Gli autori hanno valutato la relazione tra l’introduzione delle leggi sulla marijuana medica – che via via hanno interessato 29 stati della federazione statunitense – e le vendite di alcolici in oltre 2.000 contee americane negli anni dal 2006 al 2015. Le tendenze della vendita di alcolici negli stati dove la cannabis medica era divenuta legale sono state confrontate con quelle negli stati in cui la cannabis rimaneva illegale, anche per il solo uso terapeutico. I ricercatori hanno stabilito che le contee laddove la cannabis medica era legale, in media, hanno registrato una riduzione delle vendite mensili di alcol pari al 15%.

I ricercatori nello loro conclusione affermano: “scopriamo che la marijuana e l’alcol sono forti sostituti… Gli Stati che legalizzano l’uso di marijuana medica registrano una diminuzione significativa nella vendita aggregata di alcol, birra e vino. Inoltre gli effetti non sono di breve durata, con riduzioni significative osservate fino a 24 mesi dopo il passaggio della legge.

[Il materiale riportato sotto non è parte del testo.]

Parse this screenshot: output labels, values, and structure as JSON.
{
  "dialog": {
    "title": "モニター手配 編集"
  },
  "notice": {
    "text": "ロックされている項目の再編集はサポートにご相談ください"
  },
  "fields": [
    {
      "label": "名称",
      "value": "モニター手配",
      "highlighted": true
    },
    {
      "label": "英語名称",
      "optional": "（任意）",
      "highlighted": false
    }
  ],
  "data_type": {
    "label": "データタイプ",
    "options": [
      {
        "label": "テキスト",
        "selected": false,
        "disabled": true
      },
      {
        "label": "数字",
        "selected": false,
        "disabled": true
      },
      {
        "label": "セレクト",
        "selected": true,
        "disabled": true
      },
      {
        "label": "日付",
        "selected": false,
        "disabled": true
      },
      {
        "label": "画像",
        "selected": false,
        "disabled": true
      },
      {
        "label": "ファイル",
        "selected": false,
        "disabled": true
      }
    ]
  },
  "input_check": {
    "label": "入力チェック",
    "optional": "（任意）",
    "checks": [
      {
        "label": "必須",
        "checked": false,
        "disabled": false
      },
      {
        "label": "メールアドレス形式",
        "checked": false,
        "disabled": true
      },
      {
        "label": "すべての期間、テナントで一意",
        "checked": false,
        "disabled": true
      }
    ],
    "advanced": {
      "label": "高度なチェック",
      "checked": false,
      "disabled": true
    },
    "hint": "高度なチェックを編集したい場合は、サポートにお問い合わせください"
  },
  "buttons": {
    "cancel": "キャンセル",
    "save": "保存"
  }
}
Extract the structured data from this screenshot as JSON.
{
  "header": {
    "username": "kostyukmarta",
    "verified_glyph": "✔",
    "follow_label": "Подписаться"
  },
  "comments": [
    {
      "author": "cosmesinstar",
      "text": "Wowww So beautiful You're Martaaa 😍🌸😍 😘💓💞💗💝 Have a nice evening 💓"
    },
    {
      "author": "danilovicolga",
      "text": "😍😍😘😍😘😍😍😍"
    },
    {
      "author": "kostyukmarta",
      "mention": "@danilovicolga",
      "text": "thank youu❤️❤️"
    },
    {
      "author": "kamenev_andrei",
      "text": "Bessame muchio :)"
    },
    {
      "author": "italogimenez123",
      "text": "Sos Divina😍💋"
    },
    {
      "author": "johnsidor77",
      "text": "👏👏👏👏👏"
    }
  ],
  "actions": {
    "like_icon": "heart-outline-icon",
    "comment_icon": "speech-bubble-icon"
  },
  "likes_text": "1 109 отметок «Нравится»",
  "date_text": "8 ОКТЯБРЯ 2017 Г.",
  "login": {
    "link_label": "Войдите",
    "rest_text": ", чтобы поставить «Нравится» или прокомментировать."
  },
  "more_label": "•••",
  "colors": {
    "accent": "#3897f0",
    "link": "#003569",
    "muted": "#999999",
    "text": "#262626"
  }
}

Del resto i dati sulle tendenze dei consumatori in California riportano in particolare che coloro che hanno avuto accesso legale alla cannabis (in California vige comunque una normativa abbastanza permissiva sulla terapeutica, mentre quella ricreativa sarà legale dall’inizio del 2018) riducono con molta frequenza l’assunzione di alcol. Un’analisi del 2016 delle vendite di birra in Colorado, Oregon e Washington ha riportato che le vendite al dettaglio hanno “complessivamente sottoperformato” negli anni successivi all’adozione delle norme sulla marijuana per uso adulto.